An Analysis of the CPU2K Benchmarks on the Intel Itanium 2 Processor

Wednesday, March 5, 2003 - 17:30
TH 331
Allan D. Knies Intel Corporation
The Itanium 2 processor is the second processor in the Itanium Processor Family and provides approximately twice the performance of the original Itanium processor. While this is not unusual for a subsequent generation processor to get such a big improvement, this is unusual when both chips are produced on the same process generation and have approximately the same die size. HP has reported that their Itanium 2 server achieves a score of 810 on SPECintbase_2000 --- higher than any 0.18u micron processor on the SPEC website (as of July 9). To help explain how it achieves its excellent performance (810 int/1356 FP), we analyze how different compilers use the Itanium architecture features and specific characteristics of the Itanium 2 processor microarchitecture. In the first part of talk, we will show how the Intel and HP compilers make use of Itanium architecture features to optimize application performance. We include detailed data regarding instruction set mixes, branch prediction and predication, software pipelining, control and data speculation, and the register stack engine. The analysis provides data from both the Intel and HP Itanium-based compilers and shows that both compilers find instruction level parallelism of nearly 3 instructions per clock. The results show that predication, speculation, and the register stack combined provide substantial benefits. The results also show that independently developed compiler technology achieves good results and that substantial value can be added based on OS policies and implementation. In the second part of the talk, we examine detailed behavior of the Itanium 2 processor's execution resources, fetch bandwidth, and cache hierarchy to explain some of the benefits and trade-offs made during the Itanium 2 development. This analysis provides detailed breakdowns to show where time is being spent, what are the limiting factors in performance, and how the microarchitecture has been optimized for performance across a wide variety of applications (integer, floating-point, security, commercial). All of the data was gathered on real hardware using the Itanium 2's performance monitoring hardware under HP-UX and early versions of Microsoft's 64-bit OS. [Note: this presentation was originally co-authored and presented with James McCormick at HP]

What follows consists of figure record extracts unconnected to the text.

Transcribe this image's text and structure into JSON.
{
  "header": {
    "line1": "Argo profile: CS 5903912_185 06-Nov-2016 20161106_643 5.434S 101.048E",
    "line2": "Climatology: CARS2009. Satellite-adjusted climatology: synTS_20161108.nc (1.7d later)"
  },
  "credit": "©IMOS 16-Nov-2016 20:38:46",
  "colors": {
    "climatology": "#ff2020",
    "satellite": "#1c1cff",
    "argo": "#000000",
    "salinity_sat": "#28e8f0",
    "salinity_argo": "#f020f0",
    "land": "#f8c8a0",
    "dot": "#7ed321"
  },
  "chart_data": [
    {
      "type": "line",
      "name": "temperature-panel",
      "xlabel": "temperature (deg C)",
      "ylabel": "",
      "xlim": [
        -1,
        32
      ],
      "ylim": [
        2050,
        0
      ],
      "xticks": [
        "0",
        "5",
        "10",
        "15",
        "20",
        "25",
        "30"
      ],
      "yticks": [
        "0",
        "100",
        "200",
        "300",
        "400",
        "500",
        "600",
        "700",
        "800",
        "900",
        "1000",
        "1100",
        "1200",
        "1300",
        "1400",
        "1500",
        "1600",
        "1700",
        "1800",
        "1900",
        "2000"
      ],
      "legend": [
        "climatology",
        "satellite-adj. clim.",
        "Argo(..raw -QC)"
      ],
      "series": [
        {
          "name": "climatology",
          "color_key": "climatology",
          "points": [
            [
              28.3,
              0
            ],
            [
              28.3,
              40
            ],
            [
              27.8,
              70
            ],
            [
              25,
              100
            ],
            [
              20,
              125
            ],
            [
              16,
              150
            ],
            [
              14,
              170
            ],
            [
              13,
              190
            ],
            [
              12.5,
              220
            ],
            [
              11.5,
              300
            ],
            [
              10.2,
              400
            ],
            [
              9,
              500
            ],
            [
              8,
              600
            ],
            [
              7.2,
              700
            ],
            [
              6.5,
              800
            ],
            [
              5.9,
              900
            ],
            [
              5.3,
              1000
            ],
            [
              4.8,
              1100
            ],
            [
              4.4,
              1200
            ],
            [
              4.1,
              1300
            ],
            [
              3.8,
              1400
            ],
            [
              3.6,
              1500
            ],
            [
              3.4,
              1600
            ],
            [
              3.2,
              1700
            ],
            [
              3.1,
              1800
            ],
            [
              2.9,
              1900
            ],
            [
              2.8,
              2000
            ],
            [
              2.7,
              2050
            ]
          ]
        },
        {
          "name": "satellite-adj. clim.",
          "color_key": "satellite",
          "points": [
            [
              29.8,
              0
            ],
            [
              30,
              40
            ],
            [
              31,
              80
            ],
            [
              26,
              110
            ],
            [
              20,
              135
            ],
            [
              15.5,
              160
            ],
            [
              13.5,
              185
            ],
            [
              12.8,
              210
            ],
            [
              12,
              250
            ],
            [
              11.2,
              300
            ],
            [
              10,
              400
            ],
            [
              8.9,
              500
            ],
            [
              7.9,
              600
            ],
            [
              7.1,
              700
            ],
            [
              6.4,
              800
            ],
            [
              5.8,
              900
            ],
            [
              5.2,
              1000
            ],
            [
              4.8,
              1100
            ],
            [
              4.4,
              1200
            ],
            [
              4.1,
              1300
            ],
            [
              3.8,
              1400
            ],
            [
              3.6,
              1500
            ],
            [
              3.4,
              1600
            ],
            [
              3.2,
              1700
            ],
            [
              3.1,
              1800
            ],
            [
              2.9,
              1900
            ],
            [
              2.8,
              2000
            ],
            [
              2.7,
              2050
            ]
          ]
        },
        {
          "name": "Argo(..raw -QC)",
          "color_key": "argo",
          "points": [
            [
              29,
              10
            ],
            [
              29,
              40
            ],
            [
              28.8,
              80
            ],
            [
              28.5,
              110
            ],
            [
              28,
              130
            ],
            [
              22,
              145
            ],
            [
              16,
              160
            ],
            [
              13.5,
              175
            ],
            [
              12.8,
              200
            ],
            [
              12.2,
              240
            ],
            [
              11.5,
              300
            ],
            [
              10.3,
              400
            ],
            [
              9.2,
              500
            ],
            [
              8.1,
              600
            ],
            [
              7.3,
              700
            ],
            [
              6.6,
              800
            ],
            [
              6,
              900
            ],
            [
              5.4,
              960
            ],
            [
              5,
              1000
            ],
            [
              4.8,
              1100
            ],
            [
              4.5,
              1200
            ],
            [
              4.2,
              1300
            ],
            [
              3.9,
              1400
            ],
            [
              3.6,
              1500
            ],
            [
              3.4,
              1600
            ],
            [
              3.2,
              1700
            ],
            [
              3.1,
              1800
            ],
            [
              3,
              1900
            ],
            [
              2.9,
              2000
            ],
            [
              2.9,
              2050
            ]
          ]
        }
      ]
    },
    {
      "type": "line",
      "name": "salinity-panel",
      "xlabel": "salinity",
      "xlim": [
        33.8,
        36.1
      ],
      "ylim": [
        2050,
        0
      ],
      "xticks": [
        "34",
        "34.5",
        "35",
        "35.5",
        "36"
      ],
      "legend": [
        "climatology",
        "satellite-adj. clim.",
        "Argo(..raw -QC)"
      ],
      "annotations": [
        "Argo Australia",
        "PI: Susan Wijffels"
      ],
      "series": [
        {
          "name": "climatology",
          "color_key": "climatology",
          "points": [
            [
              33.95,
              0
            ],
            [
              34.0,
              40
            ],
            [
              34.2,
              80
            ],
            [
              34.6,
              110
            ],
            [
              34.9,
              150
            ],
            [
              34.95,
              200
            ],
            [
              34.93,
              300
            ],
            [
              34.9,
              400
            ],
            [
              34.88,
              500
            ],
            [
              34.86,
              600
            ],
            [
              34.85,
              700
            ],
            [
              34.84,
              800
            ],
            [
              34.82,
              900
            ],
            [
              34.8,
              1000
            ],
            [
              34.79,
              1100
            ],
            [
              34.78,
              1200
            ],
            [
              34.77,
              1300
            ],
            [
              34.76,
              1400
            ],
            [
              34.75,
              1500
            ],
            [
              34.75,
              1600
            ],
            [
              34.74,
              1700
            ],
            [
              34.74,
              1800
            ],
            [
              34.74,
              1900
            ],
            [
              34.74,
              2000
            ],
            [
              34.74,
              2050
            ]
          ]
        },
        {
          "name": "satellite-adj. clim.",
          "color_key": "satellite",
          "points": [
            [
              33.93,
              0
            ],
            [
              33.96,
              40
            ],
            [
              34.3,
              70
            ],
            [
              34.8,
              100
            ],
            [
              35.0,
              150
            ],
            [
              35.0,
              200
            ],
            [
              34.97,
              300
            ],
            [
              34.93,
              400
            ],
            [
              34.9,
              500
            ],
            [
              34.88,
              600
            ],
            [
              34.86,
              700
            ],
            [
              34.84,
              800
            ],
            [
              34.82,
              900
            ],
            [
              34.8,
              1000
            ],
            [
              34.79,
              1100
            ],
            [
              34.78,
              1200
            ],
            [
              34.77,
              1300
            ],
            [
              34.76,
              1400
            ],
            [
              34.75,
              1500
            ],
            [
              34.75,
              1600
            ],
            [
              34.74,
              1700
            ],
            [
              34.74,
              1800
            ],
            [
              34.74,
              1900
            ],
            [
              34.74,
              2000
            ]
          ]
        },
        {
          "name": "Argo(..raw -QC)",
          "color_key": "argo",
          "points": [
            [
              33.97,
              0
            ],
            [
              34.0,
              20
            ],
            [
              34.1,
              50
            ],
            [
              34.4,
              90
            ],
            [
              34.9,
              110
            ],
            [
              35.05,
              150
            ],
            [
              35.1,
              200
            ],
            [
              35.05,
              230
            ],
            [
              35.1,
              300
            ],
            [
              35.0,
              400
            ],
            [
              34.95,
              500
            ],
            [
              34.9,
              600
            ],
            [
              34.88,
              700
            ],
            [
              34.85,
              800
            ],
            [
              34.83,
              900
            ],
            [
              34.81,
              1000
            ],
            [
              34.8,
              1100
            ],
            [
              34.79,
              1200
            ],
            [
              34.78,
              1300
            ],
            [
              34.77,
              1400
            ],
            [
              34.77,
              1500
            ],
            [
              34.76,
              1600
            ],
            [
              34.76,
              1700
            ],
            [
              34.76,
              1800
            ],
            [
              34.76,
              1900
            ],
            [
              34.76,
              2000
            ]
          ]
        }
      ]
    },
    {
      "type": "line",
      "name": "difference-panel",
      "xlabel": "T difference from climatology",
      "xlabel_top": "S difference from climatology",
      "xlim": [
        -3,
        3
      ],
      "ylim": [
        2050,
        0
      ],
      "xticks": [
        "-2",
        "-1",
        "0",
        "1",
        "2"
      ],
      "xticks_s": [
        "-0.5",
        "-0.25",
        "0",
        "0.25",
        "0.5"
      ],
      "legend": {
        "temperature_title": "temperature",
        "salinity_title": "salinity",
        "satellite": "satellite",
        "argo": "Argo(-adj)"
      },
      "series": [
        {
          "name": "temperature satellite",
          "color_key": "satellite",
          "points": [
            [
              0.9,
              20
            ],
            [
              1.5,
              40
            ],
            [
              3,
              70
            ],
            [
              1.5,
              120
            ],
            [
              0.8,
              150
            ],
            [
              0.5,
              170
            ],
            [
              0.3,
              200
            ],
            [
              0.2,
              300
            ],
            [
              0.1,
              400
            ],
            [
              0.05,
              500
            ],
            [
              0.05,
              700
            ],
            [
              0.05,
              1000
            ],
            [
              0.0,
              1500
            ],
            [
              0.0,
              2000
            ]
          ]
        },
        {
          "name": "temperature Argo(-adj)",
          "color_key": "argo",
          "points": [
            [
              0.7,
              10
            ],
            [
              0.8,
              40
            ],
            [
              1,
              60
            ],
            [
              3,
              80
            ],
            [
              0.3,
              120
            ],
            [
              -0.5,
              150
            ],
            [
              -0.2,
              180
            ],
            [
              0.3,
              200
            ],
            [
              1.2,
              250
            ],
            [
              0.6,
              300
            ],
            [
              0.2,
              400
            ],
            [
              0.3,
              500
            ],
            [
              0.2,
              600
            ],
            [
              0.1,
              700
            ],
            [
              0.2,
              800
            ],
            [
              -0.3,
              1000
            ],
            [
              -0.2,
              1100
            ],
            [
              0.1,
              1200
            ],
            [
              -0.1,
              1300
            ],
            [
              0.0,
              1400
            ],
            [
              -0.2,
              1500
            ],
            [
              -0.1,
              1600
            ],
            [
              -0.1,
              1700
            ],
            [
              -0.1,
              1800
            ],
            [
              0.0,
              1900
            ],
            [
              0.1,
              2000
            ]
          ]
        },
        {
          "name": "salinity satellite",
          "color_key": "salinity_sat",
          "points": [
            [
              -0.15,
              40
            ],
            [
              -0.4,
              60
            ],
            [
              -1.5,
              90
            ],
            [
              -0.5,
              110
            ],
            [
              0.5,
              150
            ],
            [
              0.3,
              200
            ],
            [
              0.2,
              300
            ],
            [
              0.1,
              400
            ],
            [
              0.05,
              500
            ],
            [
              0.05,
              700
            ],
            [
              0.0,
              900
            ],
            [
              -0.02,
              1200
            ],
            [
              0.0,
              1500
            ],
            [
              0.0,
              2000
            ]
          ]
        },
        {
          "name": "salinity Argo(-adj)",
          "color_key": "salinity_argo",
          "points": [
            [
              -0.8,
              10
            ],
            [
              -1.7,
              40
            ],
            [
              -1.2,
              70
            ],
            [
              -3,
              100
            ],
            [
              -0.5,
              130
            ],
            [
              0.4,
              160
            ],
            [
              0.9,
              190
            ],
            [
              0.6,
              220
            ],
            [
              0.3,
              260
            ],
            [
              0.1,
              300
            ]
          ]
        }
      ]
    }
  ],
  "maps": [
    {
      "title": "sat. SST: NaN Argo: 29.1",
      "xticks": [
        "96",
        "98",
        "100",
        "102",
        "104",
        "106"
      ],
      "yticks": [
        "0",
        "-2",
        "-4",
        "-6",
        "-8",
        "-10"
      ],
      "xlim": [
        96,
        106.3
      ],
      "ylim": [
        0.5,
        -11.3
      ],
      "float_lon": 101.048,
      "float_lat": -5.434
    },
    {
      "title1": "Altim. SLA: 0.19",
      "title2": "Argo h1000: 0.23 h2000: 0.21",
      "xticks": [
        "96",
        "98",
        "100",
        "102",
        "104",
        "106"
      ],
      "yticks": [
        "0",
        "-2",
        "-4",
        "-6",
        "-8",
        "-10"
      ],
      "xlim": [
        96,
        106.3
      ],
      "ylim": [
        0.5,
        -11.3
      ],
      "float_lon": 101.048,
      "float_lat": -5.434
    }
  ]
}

Allan Knies is a Senior Computer Architect with Intel Corporation. He joined the IA-64 architecture team in 1995 to work on the first generation IA-64 processor specializing in architecture, compiler technology, and performance analysis.
He and his team are currently responsible for the definition and evolution of the IA-64 application architecture as well as investigating related issues with respect to compiler technology and performance evaluation of future IA-64 microprocessors.
He has a B.S. in Mathematics and Computer Science from Ohio University, an M.S. in Computer Science from Purdue University, and a Ph.D. from the School of Electrical and Computer Engineering at Purdue. He is a member of Phi Beta Kappa and Eta Kappa Nu.